-- Business blog now available --

A quick note to say that I've set up my Business blog, to be able to speak with a clear voice on both personal and work issues (i.e. by having separate blogs).

Thursday, 27 March 2008

How to make a small Fortune

Some people say it's by starting with a big fortune and then buying a football club or string of racehorses.

However, the folks connected with Bear Stearns must be feeling it. It puts the performance of my FTSE ISA in a good light. :-s

I've been reading some articles in The Economist which make scary reading.
  • This from 5th Nov 07:
    • "Some think that Jimmy Cayne, Bear Stearns’s boss—fingered for playing golf and bridge while two of his bank’s hedge funds imploded—will be the next to pack his briefcase."
  • This from 10th Jan 08 (when :
    • "Mr Cayne had been under huge pressure to go, thanks to $1.9 billion of mortgage write-downs—leading to the bank's first-ever quarterly loss—and accusations that he had been more interested in improving his own performance at bridge and golf than shoring up his bank's standing in the markets.
    • He will remain as non-executive chairman, continuing to command an eight-figure salary, after Alan Schwartz, a trusted lieutenant, takes over as chief executive. Mr Cayne's durability prompted one observer to dub him the “Harry Houdini of the boardroom”."
  • This from 19th Mar 08:
    • Bear's executives have lost billions.
    • At $2 a share, the 5% stake held by Jimmy Cayne, the chairman and former chief executive, worth $1.2 billion at the shares' peak last year, is now valued at $11m (less than half of what Mr Cayne recently paid—mortgage-free, naturally—for an apartment in the Plaza Hotel).
For other investors (large and small), the damage is phenomenal (same article):
  • "Lowlier workers have been hit even harder. Bear encouraged them to buy shares after it went public in 1985. Their purchases have pushed employees' combined stakes to one-third. Some have lost their main nest eggs, others the money to put children through college. Worse, half or more of the 14,000 staff are expected to lose their jobs. Counsellors are on hand. Comparisons are being made with Enron, where the employees lost $2 billion in pensions.
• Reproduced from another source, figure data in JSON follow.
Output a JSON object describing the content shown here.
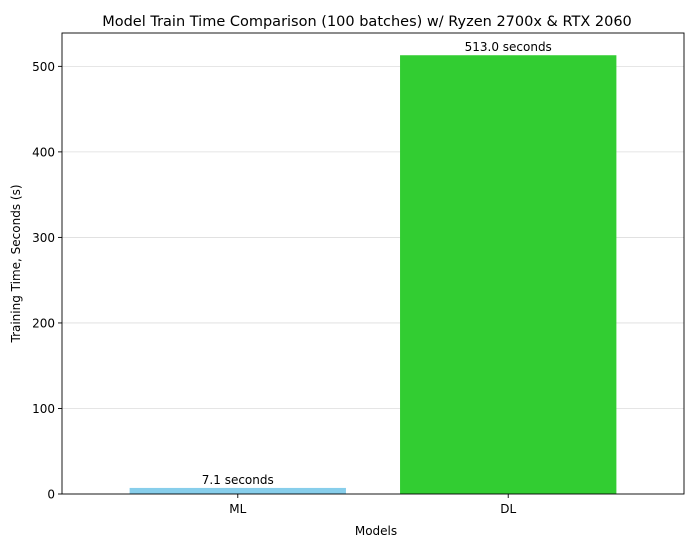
{
  "chart_data": {
    "type": "bar",
    "title": "Model Train Time Comparison (100 batches) w/ Ryzen 2700x & RTX 2060",
    "xlabel": "Models",
    "ylabel": "Training Time, Seconds (s)",
    "categories": [
      "ML",
      "DL"
    ],
    "values": [
      7.1,
      513.0
    ],
    "data_labels": [
      "7.1 seconds",
      "513.0 seconds"
    ],
    "colors": [
      "#87ceeb",
      "#32cd32"
    ],
    "ylim": [
      0,
      539
    ],
    "yticks": [
      0,
      100,
      200,
      300,
      400,
      500
    ],
    "grid": "y-axis, light gray"
  }
}
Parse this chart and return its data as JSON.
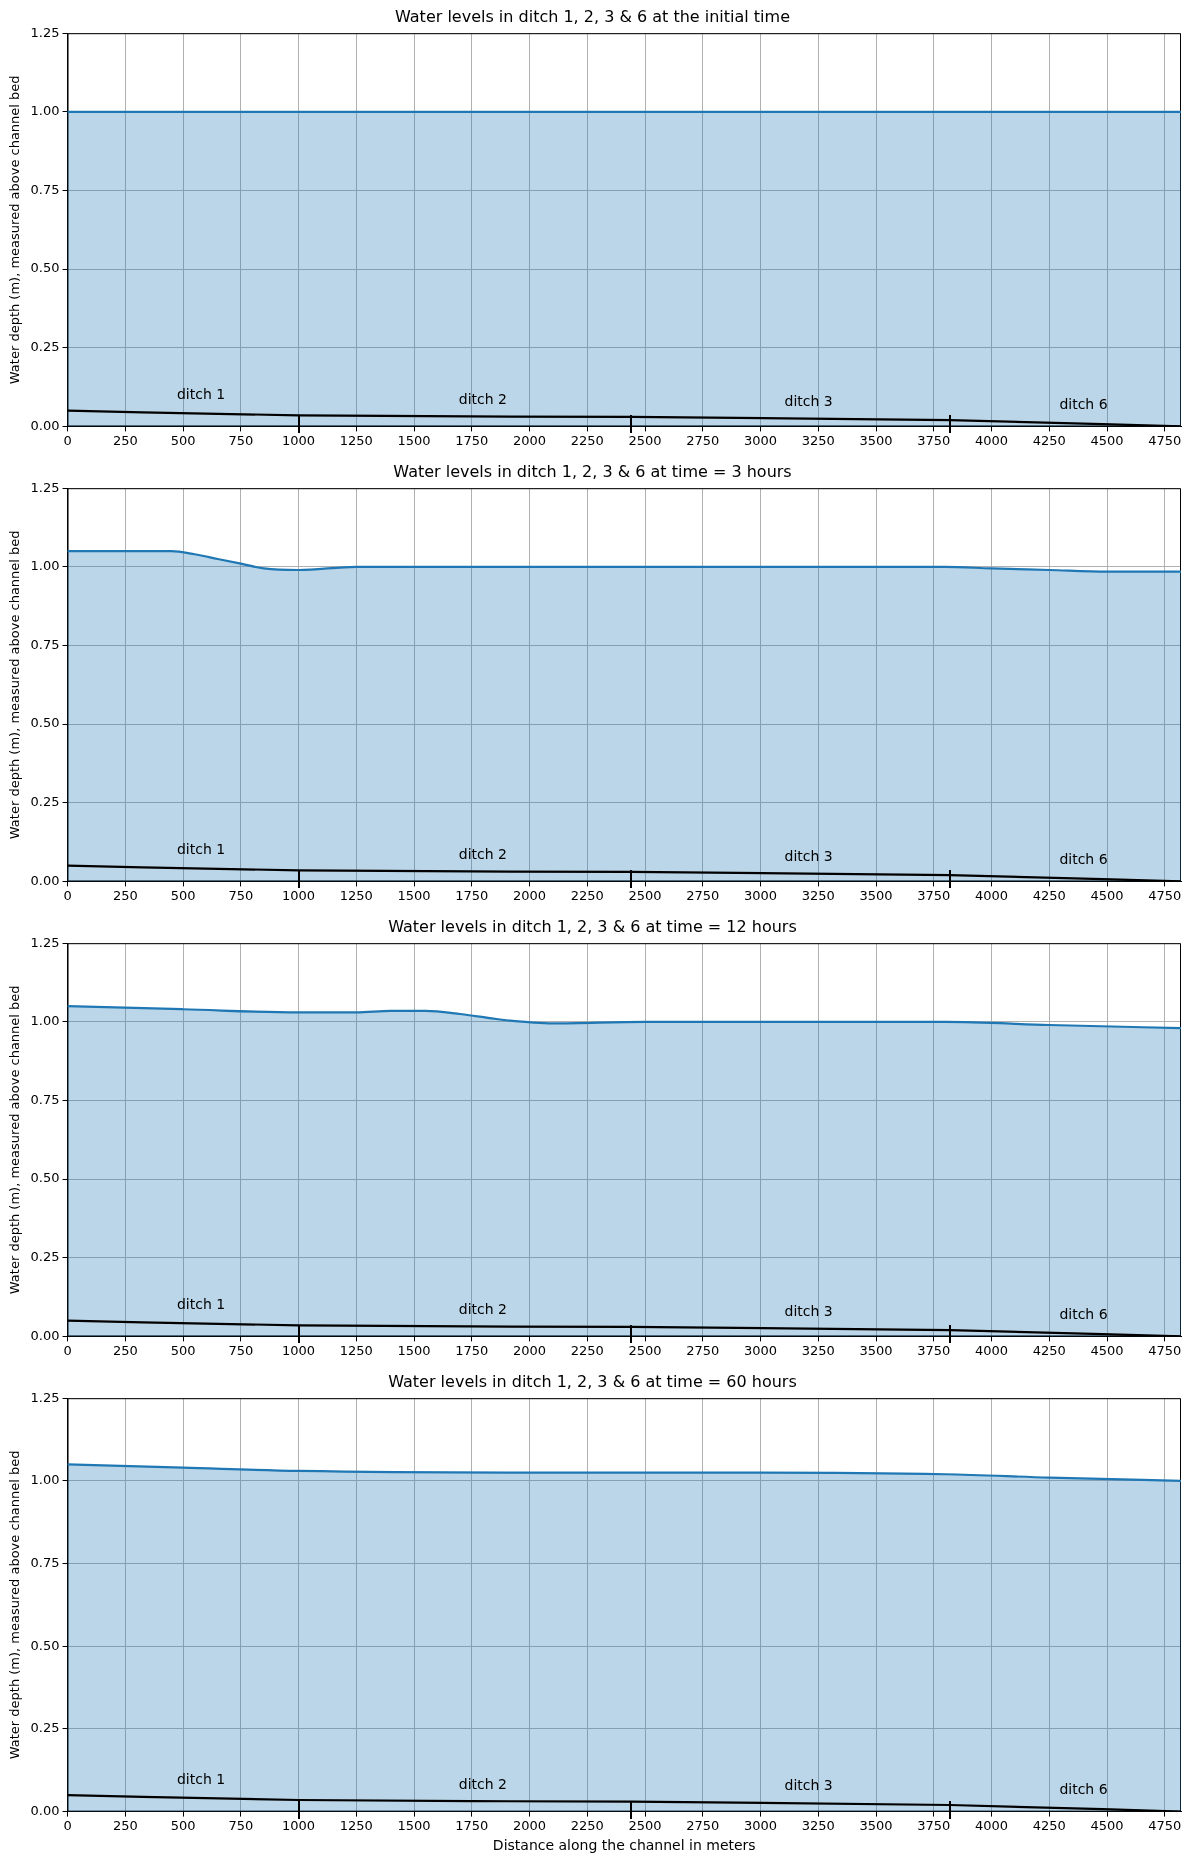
{
  "chart_data": [
    {
      "type": "line",
      "title": "Water levels in ditch 1, 2, 3 & 6 at the initial time",
      "ylabel": "Water depth (m), measured above channel bed",
      "xlim": [
        0,
        4820
      ],
      "xticks": [
        0,
        250,
        500,
        750,
        1000,
        1250,
        1500,
        1750,
        2000,
        2250,
        2500,
        2750,
        3000,
        3250,
        3500,
        3750,
        4000,
        4250,
        4500,
        4750
      ],
      "ylim": [
        0,
        1.25
      ],
      "yticks": [
        {
          "value": 0,
          "label": "0.00"
        },
        {
          "value": 0.25,
          "label": "0.25"
        },
        {
          "value": 0.5,
          "label": "0.50"
        },
        {
          "value": 0.75,
          "label": "0.75"
        },
        {
          "value": 1,
          "label": "1.00"
        },
        {
          "value": 1.25,
          "label": "1.25"
        }
      ],
      "grid": true,
      "series": [
        {
          "type": "area",
          "color": "#1f77b4",
          "x": [
            0,
            4820
          ],
          "values": [
            1,
            1
          ]
        },
        {
          "color": "#000000",
          "x": [
            0,
            1000,
            2440,
            3820,
            4820
          ],
          "values": [
            0.05,
            0.035,
            0.03,
            0.02,
            0
          ]
        }
      ],
      "annotations": [
        "ditch 1",
        "ditch 2",
        "ditch 3",
        "ditch 6"
      ]
    },
    {
      "type": "line",
      "title": "Water levels in ditch 1, 2, 3 & 6 at time = 3 hours",
      "ylabel": "Water depth (m), measured above channel bed",
      "xlim": [
        0,
        4820
      ],
      "xticks": [
        0,
        250,
        500,
        750,
        1000,
        1250,
        1500,
        1750,
        2000,
        2250,
        2500,
        2750,
        3000,
        3250,
        3500,
        3750,
        4000,
        4250,
        4500,
        4750
      ],
      "ylim": [
        0,
        1.25
      ],
      "yticks": [
        {
          "value": 0,
          "label": "0.00"
        },
        {
          "value": 0.25,
          "label": "0.25"
        },
        {
          "value": 0.5,
          "label": "0.50"
        },
        {
          "value": 0.75,
          "label": "0.75"
        },
        {
          "value": 1,
          "label": "1.00"
        },
        {
          "value": 1.25,
          "label": "1.25"
        }
      ],
      "grid": true,
      "series": [
        {
          "type": "area",
          "color": "#1f77b4",
          "x": [
            0,
            250,
            350,
            450,
            550,
            650,
            750,
            850,
            1000,
            1250,
            3800,
            4000,
            4250,
            4500,
            4820
          ],
          "values": [
            1.05,
            1.05,
            1.05,
            1.05,
            1.04,
            1.025,
            1.01,
            0.995,
            0.99,
            1,
            1,
            0.995,
            0.99,
            0.985,
            0.985
          ]
        },
        {
          "color": "#000000",
          "x": [
            0,
            1000,
            2440,
            3820,
            4820
          ],
          "values": [
            0.05,
            0.035,
            0.03,
            0.02,
            0
          ]
        }
      ],
      "annotations": [
        "ditch 1",
        "ditch 2",
        "ditch 3",
        "ditch 6"
      ]
    },
    {
      "type": "line",
      "title": "Water levels in ditch 1, 2, 3 & 6 at time = 12 hours",
      "ylabel": "Water depth (m), measured above channel bed",
      "xlim": [
        0,
        4820
      ],
      "xticks": [
        0,
        250,
        500,
        750,
        1000,
        1250,
        1500,
        1750,
        2000,
        2250,
        2500,
        2750,
        3000,
        3250,
        3500,
        3750,
        4000,
        4250,
        4500,
        4750
      ],
      "ylim": [
        0,
        1.25
      ],
      "yticks": [
        {
          "value": 0,
          "label": "0.00"
        },
        {
          "value": 0.25,
          "label": "0.25"
        },
        {
          "value": 0.5,
          "label": "0.50"
        },
        {
          "value": 0.75,
          "label": "0.75"
        },
        {
          "value": 1,
          "label": "1.00"
        },
        {
          "value": 1.25,
          "label": "1.25"
        }
      ],
      "grid": true,
      "series": [
        {
          "type": "area",
          "color": "#1f77b4",
          "x": [
            0,
            500,
            1000,
            1250,
            1400,
            1550,
            1700,
            1900,
            2100,
            2500,
            3800,
            4250,
            4820
          ],
          "values": [
            1.05,
            1.04,
            1.03,
            1.03,
            1.035,
            1.035,
            1.025,
            1.005,
            0.995,
            1,
            1,
            0.99,
            0.98
          ]
        },
        {
          "color": "#000000",
          "x": [
            0,
            1000,
            2440,
            3820,
            4820
          ],
          "values": [
            0.05,
            0.035,
            0.03,
            0.02,
            0
          ]
        }
      ],
      "annotations": [
        "ditch 1",
        "ditch 2",
        "ditch 3",
        "ditch 6"
      ]
    },
    {
      "type": "line",
      "title": "Water levels in ditch 1, 2, 3 & 6 at time = 60 hours",
      "xlabel": "Distance along the channel in meters",
      "ylabel": "Water depth (m), measured above channel bed",
      "xlim": [
        0,
        4820
      ],
      "xticks": [
        0,
        250,
        500,
        750,
        1000,
        1250,
        1500,
        1750,
        2000,
        2250,
        2500,
        2750,
        3000,
        3250,
        3500,
        3750,
        4000,
        4250,
        4500,
        4750
      ],
      "ylim": [
        0,
        1.25
      ],
      "yticks": [
        {
          "value": 0,
          "label": "0.00"
        },
        {
          "value": 0.25,
          "label": "0.25"
        },
        {
          "value": 0.5,
          "label": "0.50"
        },
        {
          "value": 0.75,
          "label": "0.75"
        },
        {
          "value": 1,
          "label": "1.00"
        },
        {
          "value": 1.25,
          "label": "1.25"
        }
      ],
      "grid": true,
      "series": [
        {
          "type": "area",
          "color": "#1f77b4",
          "x": [
            0,
            500,
            1000,
            2000,
            3000,
            3800,
            4250,
            4820
          ],
          "values": [
            1.05,
            1.04,
            1.03,
            1.025,
            1.025,
            1.02,
            1.01,
            1
          ]
        },
        {
          "color": "#000000",
          "x": [
            0,
            1000,
            2440,
            3820,
            4820
          ],
          "values": [
            0.05,
            0.035,
            0.03,
            0.02,
            0
          ]
        }
      ],
      "annotations": [
        "ditch 1",
        "ditch 2",
        "ditch 3",
        "ditch 6"
      ]
    }
  ]
}
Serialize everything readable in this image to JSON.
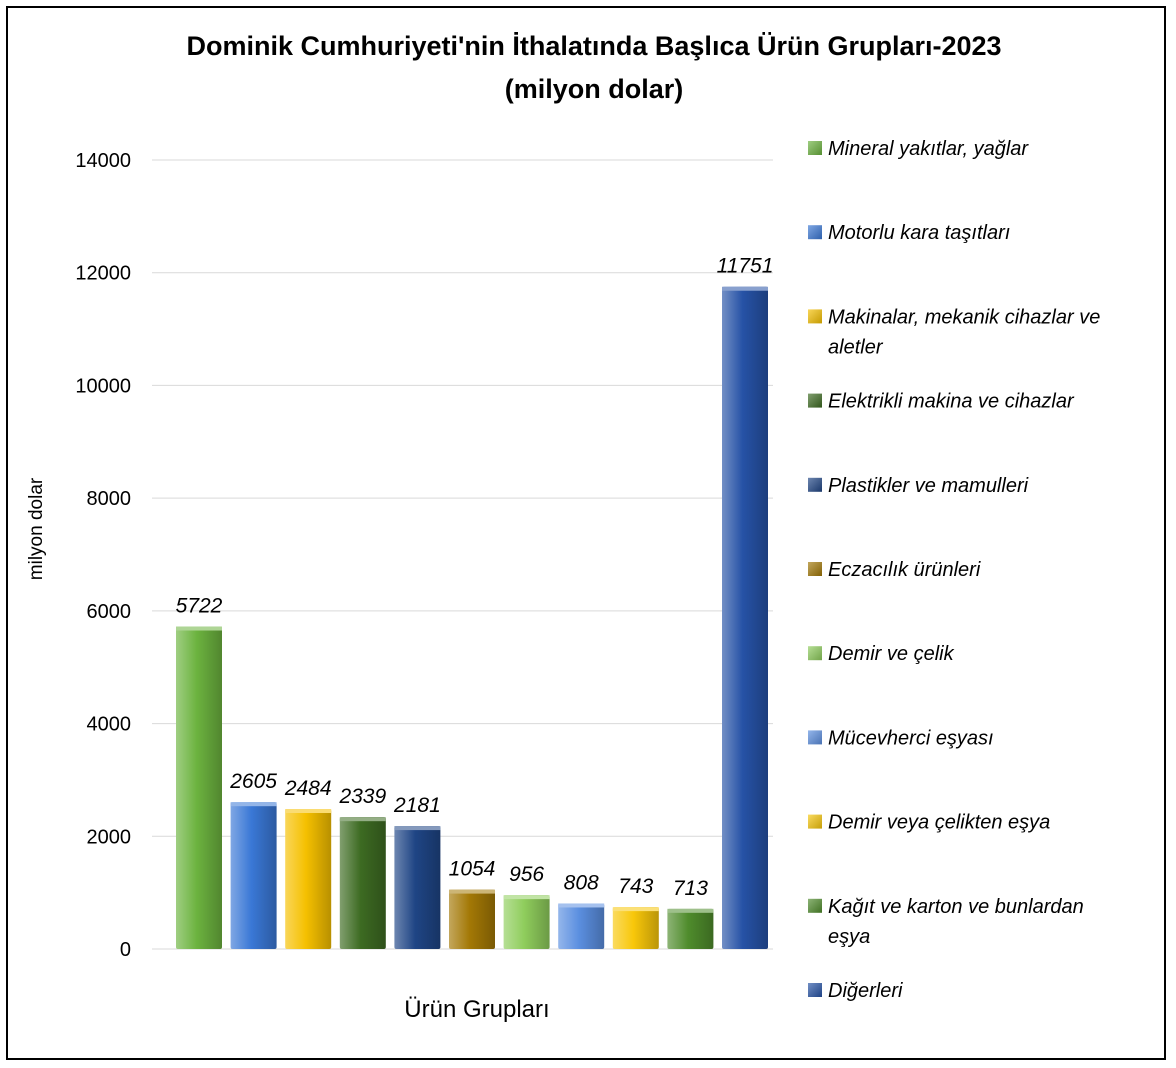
{
  "chart_data": {
    "type": "bar",
    "title": "Dominik Cumhuriyeti'nin İthalatında Başlıca Ürün Grupları-2023",
    "subtitle": "(milyon dolar)",
    "xlabel": "Ürün Grupları",
    "ylabel": "milyon dolar",
    "ylim": [
      0,
      14000
    ],
    "yticks": [
      "0",
      "2000",
      "4000",
      "6000",
      "8000",
      "10000",
      "12000",
      "14000"
    ],
    "grid": true,
    "legend_position": "right",
    "categories": [
      [
        "Mineral yakıtlar, yağlar"
      ],
      [
        "Motorlu kara taşıtları"
      ],
      [
        "Makinalar, mekanik cihazlar ve",
        "aletler"
      ],
      [
        "Elektrikli makina ve cihazlar"
      ],
      [
        "Plastikler ve mamulleri"
      ],
      [
        "Eczacılık ürünleri"
      ],
      [
        "Demir ve çelik"
      ],
      [
        "Mücevherci eşyası"
      ],
      [
        "Demir veya çelikten eşya"
      ],
      [
        "Kağıt ve karton ve bunlardan",
        "eşya"
      ],
      [
        "Diğerleri"
      ]
    ],
    "values": [
      5722,
      2605,
      2484,
      2339,
      2181,
      1054,
      956,
      808,
      743,
      713,
      11751
    ],
    "data_labels": [
      "5722",
      "2605",
      "2484",
      "2339",
      "2181",
      "1054",
      "956",
      "808",
      "743",
      "713",
      "11751"
    ],
    "colors": [
      "#6cb33f",
      "#3a78d6",
      "#f5c000",
      "#3d6b22",
      "#1f4585",
      "#a37805",
      "#8fcd5c",
      "#5b8fe0",
      "#f8c70a",
      "#4f8c2c",
      "#2652a6"
    ]
  }
}
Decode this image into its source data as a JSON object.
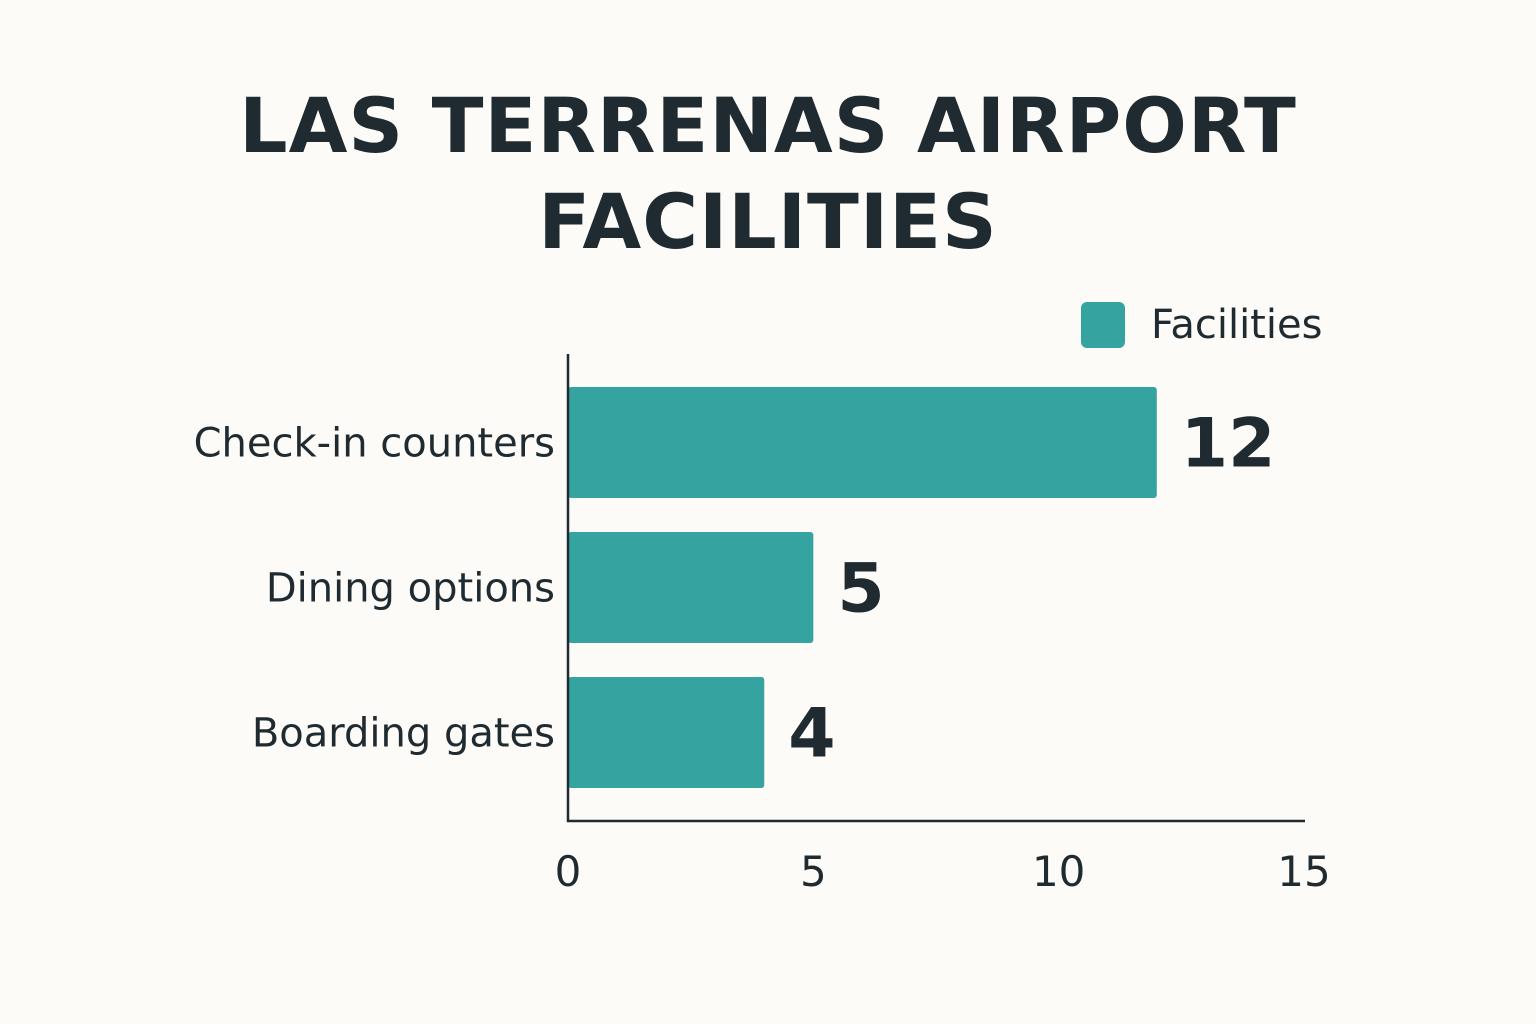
{
  "chart_data": {
    "type": "bar",
    "orientation": "horizontal",
    "title_lines": [
      "LAS TERRENAS AIRPORT",
      "FACILITIES"
    ],
    "categories": [
      "Check-in counters",
      "Dining options",
      "Boarding gates"
    ],
    "series": [
      {
        "name": "Facilities",
        "values": [
          12,
          5,
          4
        ],
        "color": "#35a3a0"
      }
    ],
    "data_labels": [
      "12",
      "5",
      "4"
    ],
    "xlim": [
      0,
      15
    ],
    "xticks": [
      "0",
      "5",
      "10",
      "15"
    ],
    "grid": false,
    "legend_position": "top-right",
    "text_color": "#1f2b30",
    "background": "#fcfbf7"
  }
}
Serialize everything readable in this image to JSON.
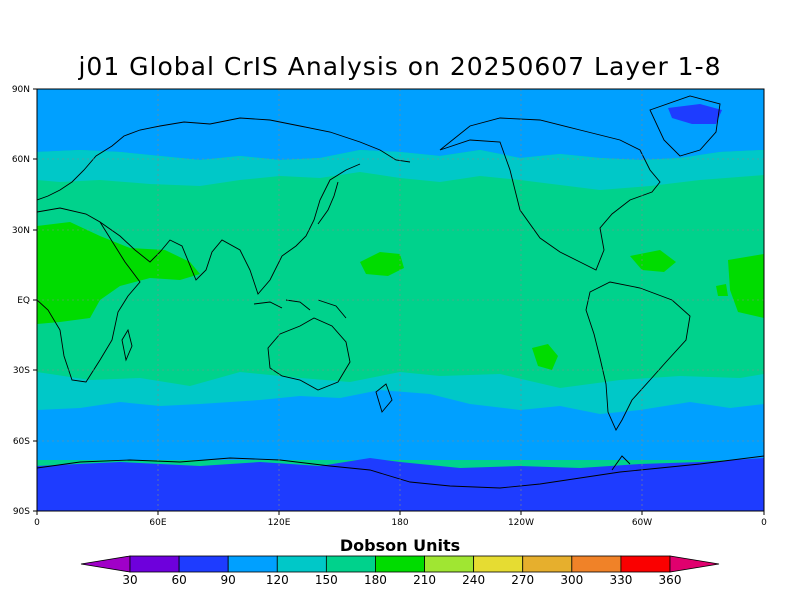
{
  "title": "j01 Global CrIS Analysis on 20250607 Layer 1-8",
  "colorbar": {
    "title": "Dobson Units",
    "labels": [
      "30",
      "60",
      "90",
      "120",
      "150",
      "180",
      "210",
      "240",
      "270",
      "300",
      "330",
      "360"
    ],
    "colors": [
      "#a000c8",
      "#6e00dc",
      "#1e3cff",
      "#00a0ff",
      "#00c8c8",
      "#00d28c",
      "#00dc00",
      "#a0e632",
      "#e6dc32",
      "#e6af2d",
      "#f08228",
      "#fa0000",
      "#e0006e"
    ]
  },
  "axes": {
    "lat_labels": [
      "90N",
      "60N",
      "30N",
      "EQ",
      "30S",
      "60S",
      "90S"
    ],
    "lon_labels": [
      "0",
      "60E",
      "120E",
      "180",
      "120W",
      "60W",
      "0"
    ]
  },
  "map": {
    "background_color": "#00d28c",
    "zone_colors": {
      "dobson_60": "#1e3cff",
      "dobson_90": "#00a0ff",
      "dobson_150": "#00c8c8",
      "dobson_180": "#00d28c",
      "dobson_210": "#00dc00"
    }
  }
}
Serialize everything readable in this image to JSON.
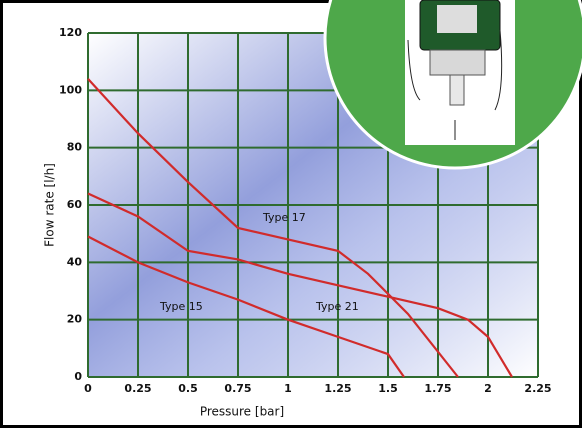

    The shock is fast turning to anger: that bosses left it so late to seek capital; that employees were prevented from selling shares because an earnings announcement was coming; and, above all, that JPMorgan Chase has probably got a bargain.

    Allied with big shareholders such as Joe Lewis, a Bahamas-based billionaire who spent $1 billion on Bear stock last year, some employees like to think they can muster a majority against the deal when the vote is held in six weeks. On March 18th Bear's shares closed at $6.51, reflecting the chance of a higher offer."

That's a shocking turn-around.

Jimmy Cayne will presumably get a pay-off in the tens of millions of dollars. As our friends in the US say - go figure.